← All projects

Pluggable Site RAG Agent

One-line embeddable chat widget backed by a self-hostable RAG service grounded in your own docs.

Why it mattersLets any business drop a grounded AI assistant onto their site without integration work - the same pattern that powers customer support, internal helpdesks, and product onboarding.

PythonFastAPILangChainQdrantGemini

What it does

A self-hostable AI support agent that drops onto any website with a single <script> tag. The visitor gets a floating chat widget; the site owner gets answers grounded in their own documents - with citations, conversation memory, and per-session rate limiting built in.

Where it applies

  • Any business that wants a knowledge-grounded chat assistant on their site without committing to a SaaS vendor or rebuilding their frontend.
  • Internal helpdesks and product onboarding flows - swap customer documents for internal runbooks and the same pipeline works.
  • Static or framework-built pages where dropping an <script> tag is the only integration the host can stomach.

How it works (high level)

A FastAPI backend exposes a single chat endpoint plus a self-installing widget script.
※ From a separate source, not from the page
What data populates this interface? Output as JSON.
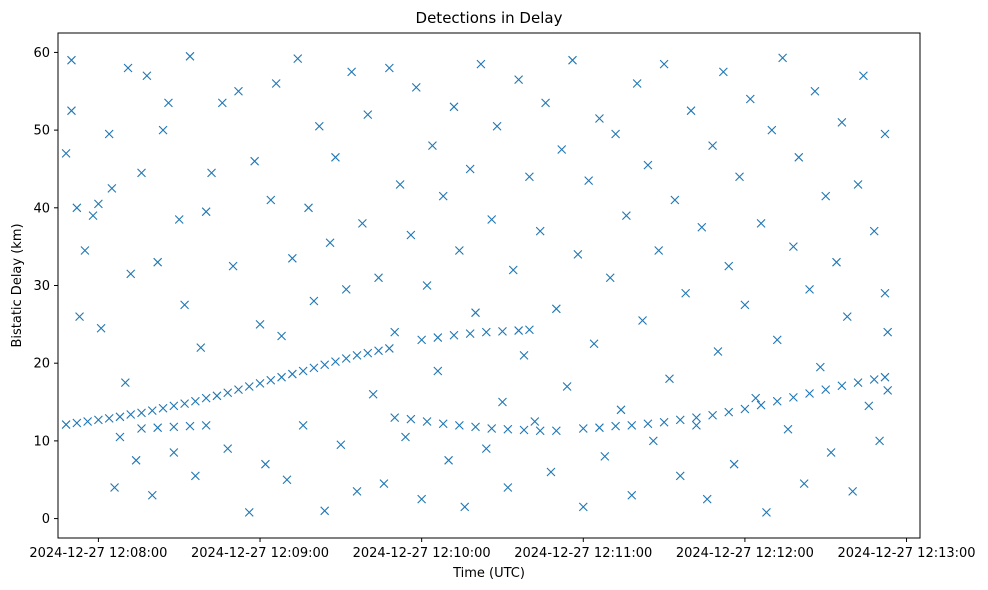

Each turn rewrites the user question into a standalone form using prior turns, runs MMR retrieval (k=5) over a Qdrant vector store, and answers via a stuff-docs chain over Gemini. Sessions, token-bounded conversation memory, and slowapi rate limits are layered in via FastAPI middleware. Every chat turn is recorded in LangSmith for offline review.

Outcome

A site owner runs the backend once, drops the widget script into any page, and has a working AI assistant within minutes. The widget mounts a floating iframe with a chat UI; nothing about the host page's frontend has to change.

Stack

Python · FastAPI · LangChain · Qdrant · Gemini embeddings/chat · LangSmith · vanilla-JS widget.